Tidy Integration of Large Language Models • tidyllm

tidyllm is an R package for working with large language model APIs in data analysis workflows. It supports Anthropic Claude, OpenAI, Google Gemini, Mistral, Groq, Perplexity, DeepSeek, OpenRouter, local models via Ollama and llama.cpp, and more — all through a single consistent interface.

Features

Multiple providers: Switch between cloud and local models using the same verb + provider pattern.
Unified media system: Send images, audio, video, and PDFs to any provider that supports them via .media. Upload files to provider servers for reuse via .files and upload_file().
Interactive message history: Manage multi-turn conversations with structured history automatically formatted for each API.
Batch processing: Handle large workloads with Anthropic, OpenAI, Mistral, Groq, and Gemini batch APIs, reducing costs by up to 50%.
Tidy workflow: Pipeline-oriented, side-effect-free design that integrates naturally with tidyverse data workflows.

Installation

To install tidyllm from CRAN, use:

install.packages("tidyllm")

Or for the development version from GitHub:

devtools::install_github("edubruell/tidyllm")

Basic Example

library(tidyllm)

# Describe an image with Claude, continue with a local model
conversation <- llm_message("Describe this image.",
                             .media = img("photo.jpg")) |>
  chat(claude())

conversation |>
  llm_message("Based on that description, what research topic could this figure relate to?") |>
  chat(ollama(.model = "qwen3.5:4b"))

For more examples and advanced usage, see the Get Started vignette.

Please note: To use tidyllm you need either a local Ollama or llama.cpp installation, or an active API key for one of the supported cloud providers. See the Get Started vignette for setup instructions.

What’s new in 0.5.0

Unified media and files system. All non-text content now attaches to messages, not to chat() call arguments:

# Inline binary — works with any provider that supports the type
llm_message("Transcribe this audio.", .media = audio_file("recording.mp3")) |>
  chat(gemini())

llm_message("Summarize this paper.", .media = pdf_file("paper.pdf")) |>
  chat(claude())

# Multiple images in one message
llm_message("Compare these two charts.",
            .media = list(img("chart_a.png"), img("chart_b.png"))) |>
  chat(openai())

# Provider Files API — upload once, reuse across requests
report <- upload_file(claude(), .path = "annual_report.pdf")
llm_message("What are the key risks?", .files = report) |>
  chat(claude())

Audio and video are supported by Gemini, OpenRouter (Gemini, Gemma 4, Qwen 3.6, and other models), Mistral (Voxtral), and llama.cpp (Ultravox, Gemma 4, Qwen2.5-Omni).
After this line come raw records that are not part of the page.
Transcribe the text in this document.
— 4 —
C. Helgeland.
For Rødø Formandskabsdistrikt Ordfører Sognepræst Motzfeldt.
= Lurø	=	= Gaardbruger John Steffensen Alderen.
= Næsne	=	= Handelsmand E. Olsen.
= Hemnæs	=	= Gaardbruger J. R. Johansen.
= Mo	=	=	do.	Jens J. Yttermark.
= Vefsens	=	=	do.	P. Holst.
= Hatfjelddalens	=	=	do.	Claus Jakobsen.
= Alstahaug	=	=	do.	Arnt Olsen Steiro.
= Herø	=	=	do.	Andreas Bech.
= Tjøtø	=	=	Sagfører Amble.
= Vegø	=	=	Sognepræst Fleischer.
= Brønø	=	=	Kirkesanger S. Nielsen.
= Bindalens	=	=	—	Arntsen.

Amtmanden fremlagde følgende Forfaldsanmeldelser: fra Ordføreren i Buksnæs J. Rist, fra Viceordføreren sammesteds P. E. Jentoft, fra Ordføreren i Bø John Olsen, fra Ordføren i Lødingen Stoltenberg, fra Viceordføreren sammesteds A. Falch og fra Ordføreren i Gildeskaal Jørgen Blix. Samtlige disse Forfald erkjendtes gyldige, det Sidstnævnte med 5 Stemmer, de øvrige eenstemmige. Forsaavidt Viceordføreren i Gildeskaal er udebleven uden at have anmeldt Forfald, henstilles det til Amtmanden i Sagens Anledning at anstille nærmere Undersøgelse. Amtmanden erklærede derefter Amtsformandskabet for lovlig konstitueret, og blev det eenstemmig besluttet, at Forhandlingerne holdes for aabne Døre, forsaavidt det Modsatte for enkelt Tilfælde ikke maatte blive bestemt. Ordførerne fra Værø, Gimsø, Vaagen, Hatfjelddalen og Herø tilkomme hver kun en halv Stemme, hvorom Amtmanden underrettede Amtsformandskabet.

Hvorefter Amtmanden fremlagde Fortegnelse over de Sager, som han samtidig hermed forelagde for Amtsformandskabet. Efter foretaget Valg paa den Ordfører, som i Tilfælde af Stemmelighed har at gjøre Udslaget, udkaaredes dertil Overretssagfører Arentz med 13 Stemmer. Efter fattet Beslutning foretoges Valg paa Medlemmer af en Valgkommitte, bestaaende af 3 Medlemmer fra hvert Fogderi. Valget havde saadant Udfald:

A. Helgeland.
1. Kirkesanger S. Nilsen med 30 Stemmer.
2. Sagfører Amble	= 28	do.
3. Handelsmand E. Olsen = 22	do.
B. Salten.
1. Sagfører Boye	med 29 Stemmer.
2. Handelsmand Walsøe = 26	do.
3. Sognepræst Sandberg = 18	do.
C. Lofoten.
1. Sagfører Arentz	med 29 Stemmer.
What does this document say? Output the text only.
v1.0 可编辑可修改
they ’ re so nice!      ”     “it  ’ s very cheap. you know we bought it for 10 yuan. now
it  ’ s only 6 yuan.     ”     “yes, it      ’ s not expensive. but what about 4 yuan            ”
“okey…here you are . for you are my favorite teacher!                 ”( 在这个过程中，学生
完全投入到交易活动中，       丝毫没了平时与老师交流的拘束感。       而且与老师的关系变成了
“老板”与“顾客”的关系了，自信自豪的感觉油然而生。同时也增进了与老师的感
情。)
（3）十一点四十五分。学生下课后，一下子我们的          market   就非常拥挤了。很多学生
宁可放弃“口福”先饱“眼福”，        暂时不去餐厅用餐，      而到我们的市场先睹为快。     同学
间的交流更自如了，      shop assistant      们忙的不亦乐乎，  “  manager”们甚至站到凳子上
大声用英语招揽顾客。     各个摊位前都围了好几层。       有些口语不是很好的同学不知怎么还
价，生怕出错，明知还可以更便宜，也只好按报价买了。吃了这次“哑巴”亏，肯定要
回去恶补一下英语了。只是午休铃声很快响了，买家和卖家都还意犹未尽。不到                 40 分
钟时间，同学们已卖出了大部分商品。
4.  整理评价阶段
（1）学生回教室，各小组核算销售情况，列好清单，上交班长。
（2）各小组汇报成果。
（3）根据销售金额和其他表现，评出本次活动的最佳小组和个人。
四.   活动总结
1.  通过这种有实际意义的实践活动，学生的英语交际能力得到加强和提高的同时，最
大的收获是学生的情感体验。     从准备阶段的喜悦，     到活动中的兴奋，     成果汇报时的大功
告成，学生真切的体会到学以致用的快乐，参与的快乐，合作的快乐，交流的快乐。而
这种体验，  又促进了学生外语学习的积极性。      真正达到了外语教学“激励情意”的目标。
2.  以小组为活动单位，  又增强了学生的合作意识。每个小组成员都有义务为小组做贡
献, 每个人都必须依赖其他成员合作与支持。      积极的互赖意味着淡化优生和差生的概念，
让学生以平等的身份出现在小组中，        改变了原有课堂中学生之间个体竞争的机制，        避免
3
The .imagefile and old provider-specific upload functions still work but now emit deprecation warnings.

OpenAI now uses the Responses API (POST /v1/responses) with reasoning effort control, built-in web search, and background deep research:

llm_message("What are the latest developments in fusion energy?") |>
  chat(openai(), .tools = openai_websearch())

llm_message("Write a detailed report on EU AI regulation.") |>
  deep_research(openai())

Read the Changelog for the full list of changes.

Learn More

Similar packages

ellmer is especially well-suited for asynchronous chats, chatbots in Shiny, and advanced tool-calling workflows. Its design philosophy differs from tidyllm: ellmer targets interactive agents while tidyllm targets data pipelines and batch operations.
rollama is purpose-built for the Ollama API with specialized model management features not currently in tidyllm.

Contributing

We welcome contributions! Feel free to open issues or submit pull requests on GitHub.

License

This project is licensed under the MIT License — see the LICENSE file for details.